Is it okay for whites to prosper at blacks' expense?

09 May 2011 - 10:37
By THE BULLET BITE - ERIC MIYENI

If we are selling our own people so short here at home, who is to say that we are not going to do the same with the rest of Africa?

OUR induction into the Brics economic hall of fame wasn't widely anticipated. We are, economically speaking, much weaker than Brazil, Russia, India and China, the four countries we just joined to add the "S" to Bric. There are at least 15 other countries in the world with economies that fit the Goldman Sachs criteria that created Bric in the first place better.

And it doesn't look as if we'll be catching up soon.

About 50 percent of black South Africans who constitute more than 90 percent of our population are unemployed. The laws we designed to remedy this situation work in favour of the minority whites who form less than 5 percent of the country. These laws, in fact, almost completely undermine the possibility of black economic growth.

Here's an example: black South Africans collectively named the national soccer team Bafana Bafana. Some white guy registers this name, in essence robbing black people of their very own creation, and then has the audacity to demand millions to rent it back to us.

Safa is now seriously considering this option!

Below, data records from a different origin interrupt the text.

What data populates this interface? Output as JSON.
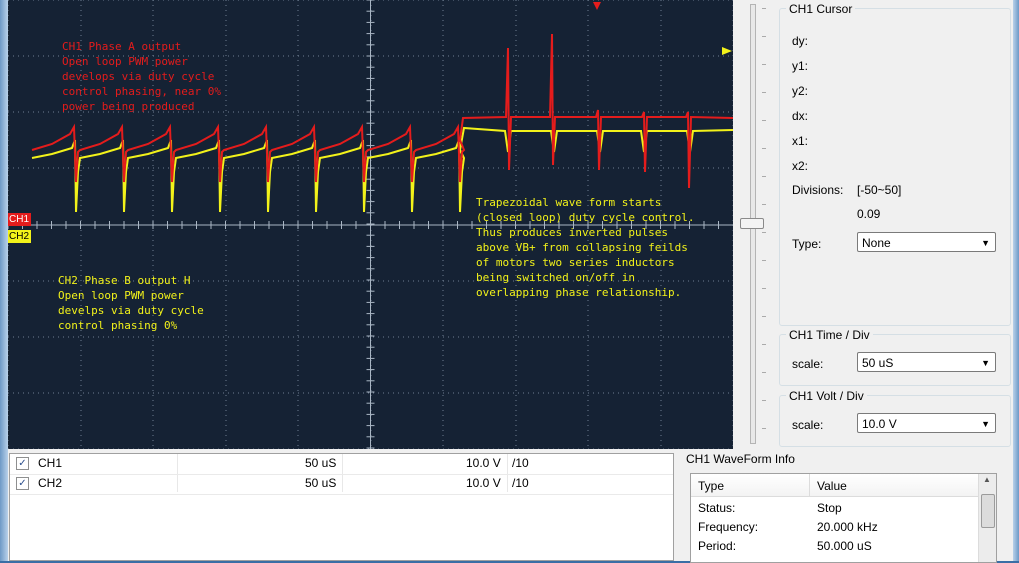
{
  "scope": {
    "notes": {
      "ch1": "CH1 Phase A output\nOpen loop PWM power\ndevelops via duty cycle\ncontrol phasing, near 0%\npower being produced",
      "ch2": "CH2 Phase B output H\nOpen loop PWM power\ndevelps via duty cycle\ncontrol phasing 0%",
      "trap": "Trapezoidal wave form starts\n(closed loop) duty cycle control.\nThus produces inverted pulses\nabove VB+ from collapsing feilds\nof motors two series inductors\nbeing switched on/off in\noverlapping phase relationship."
    },
    "markers": {
      "ch1": "CH1",
      "ch2": "CH2"
    },
    "colors": {
      "background": "#152234",
      "ch1": "#e41c1c",
      "ch2": "#f2f21a",
      "grid": "#6f7f92"
    }
  },
  "cursor": {
    "title": "CH1 Cursor",
    "dy": "dy:",
    "y1": "y1:",
    "y2": "y2:",
    "dx": "dx:",
    "x1": "x1:",
    "x2": "x2:",
    "divisions_label": "Divisions:",
    "divisions_range": "[-50~50]",
    "divisions_value": "0.09",
    "type_label": "Type:",
    "type_value": "None"
  },
  "time_div": {
    "title": "CH1 Time / Div",
    "scale_label": "scale:",
    "scale_value": "50 uS"
  },
  "volt_div": {
    "title": "CH1 Volt / Div",
    "scale_label": "scale:",
    "scale_value": "10.0 V"
  },
  "channels": [
    {
      "name": "CH1",
      "time": "50 uS",
      "volt": "10.0 V",
      "ratio": "/10",
      "checked": "✓"
    },
    {
      "name": "CH2",
      "time": "50 uS",
      "volt": "10.0 V",
      "ratio": "/10",
      "checked": "✓"
    }
  ],
  "waveform_info": {
    "title": "CH1 WaveForm Info",
    "col_type": "Type",
    "col_value": "Value",
    "rows": [
      {
        "type": "Status:",
        "value": "Stop"
      },
      {
        "type": "Frequency:",
        "value": "20.000 kHz"
      },
      {
        "type": "Period:",
        "value": "50.000 uS"
      }
    ]
  }
}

When the Internet first surfaced, people registered other people's names and then sold them back to those rightful owners. The laws were changed. Unless you already owned Coca-Cola, for instance, you could not claim ownership of www.cocacola.com.

Why the hell don't we change our laws, apply the change retrospectively and say: "You cannot steal from the nation and claim that something collectively created and owned is yours."

We are economic cowards. That's why. I could register Jacob Zuma as a trademark and prevent our president from trading under that name!

That's how insane these laws are! It will take forever before black South Africans are economically free. We have stretched our desire to look civilised in the face of robbery to the point of insane economic self-mutilation.

Our president talks of first world access to the Internet for South Africans. But first world access is too expensive for those of us who need it the most! Internet access speeds up economic growth. So why not talk of free Internet access in all public spaces and force the cellphone companies and banks that rob us daily to pay for it if the government can't?

We are supposedly in Brics because we are the gateway to African markets, not because of our economic strength. But if we are selling our own people so short here at home, who is to say that we are not going to do the same with the rest of Africa?

Under former president Thabo Mbeki we had a strong, principled foreign policy, one pillar of which was the belief that we could never be a prosperous nation in a sea of poverty. Thus when we negotiated the Euro trade agreement we insisted that the benefits flow to all of the Southern African Development Community.

Today, domestically, we say that it's okay for a few whites to prosper in and at the expense of a sea of black poverty.